I have a df with schema :
root
|-- AddressBook: struct (nullable = true)
| |-- ContactInformationsList: array (nullable = true)
| | |-- element: struct (containsNull = true)
| | | |-- ContactId: string (nullable = true)
| | | |-- ContactMeansDesc: string (nullable = true)
| | | |-- IsPrimaryMeans: boolean (nullable = true)
| | | |-- TypeMeansContactId: string (nullable = true)
| | | |-- Value: string (nullable = true)
| |-- PersonData: struct (nullable = true)
| | |-- BirthDate: string (nullable = true)
| | |-- CSP: string (nullable = true)
| | |-- Civility: string (nullable = true)
| | |-- FirstName: string (nullable = true)
| | |-- Gender: string (nullable = true)
| | |-- LastName: string (nullable = true)
| | |-- MaritalStatus: string (nullable = true)
| | |-- SBirthDate: string (nullable = true)

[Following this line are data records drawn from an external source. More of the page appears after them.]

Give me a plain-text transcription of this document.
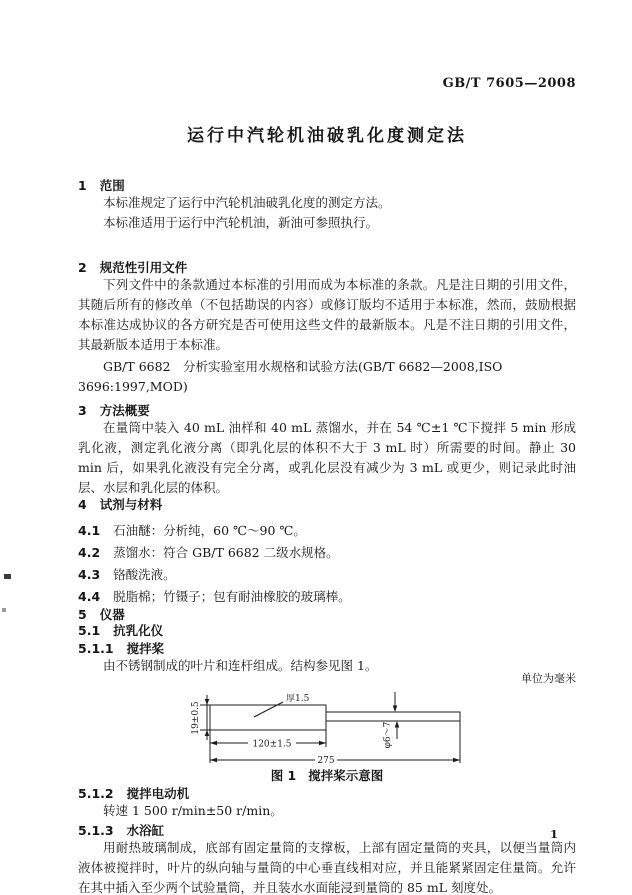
GB/T 7605—2008
运行中汽轮机油破乳化度测定法
1 范围

本标准规定了运行中汽轮机油破乳化度的测定方法。

本标准适用于运行中汽轮机油，新油可参照执行。

2 规范性引用文件

下列文件中的条款通过本标准的引用而成为本标准的条款。凡是注日期的引用文件，其随后所有的修改单（不包括勘误的内容）或修订版均不适用于本标准，然而，鼓励根据本标准达成协议的各方研究是否可使用这些文件的最新版本。凡是不注日期的引用文件，其最新版本适用于本标准。

GB/T 6682　分析实验室用水规格和试验方法(GB/T 6682—2008,ISO 3696:1997,MOD)
3 方法概要

在量筒中装入 40 mL 油样和 40 mL 蒸馏水，并在 54 ℃±1 ℃下搅拌 5 min 形成乳化液，测定乳化液分离（即乳化层的体积不大于 3 mL 时）所需要的时间。静止 30 min 后，如果乳化液没有完全分离，或乳化层没有减少为 3 mL 或更少，则记录此时油层、水层和乳化层的体积。

4 试剂与材料
4.1 石油醚：分析纯，60 ℃～90 ℃。
4.2 蒸馏水：符合 GB/T 6682 二级水规格。
4.3 铬酸洗液。
4.4 脱脂棉；竹镊子；包有耐油橡胶的玻璃棒。
5 仪器
5.1 抗乳化仪
5.1.1 搅拌桨

由不锈钢制成的叶片和连杆组成。结构参见图 1。

单位为毫米
19±0.5
厚1.5
120±1.5
275
φ6～7
图 1 搅拌桨示意图
5.1.2 搅拌电动机

转速 1 500 r/min±50 r/min。

5.1.3 水浴缸

用耐热玻璃制成，底部有固定量筒的支撑板，上部有固定量筒的夹具，以便当量筒内液体被搅拌时，叶片的纵向轴与量筒的中心垂直线相对应，并且能紧紧固定住量筒。允许在其中插入至少两个试验量筒，并且装水水面能浸到量筒的 85 mL 刻度处。

1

| | |-- Title: string (nullable = true)
|-- PublicId: string (nullable = true)
|-- Version: long (nullable = true)
This dataframe constains prod data, therefore I would like to change some of the personal information. Basically, replace the columns AddressBook.Persondata.Lastname
with a hash of the value.
I tried :
df.withColumn(
'AddressBook.Persondata.Lastname',
F.hash(F.col('AddressBook.Persondata.Lastname'))
)
but it just added another column:
|-- AddressBook.Persondata.Lastname: int (nullable = true)
Is there a simple way to modify my data ?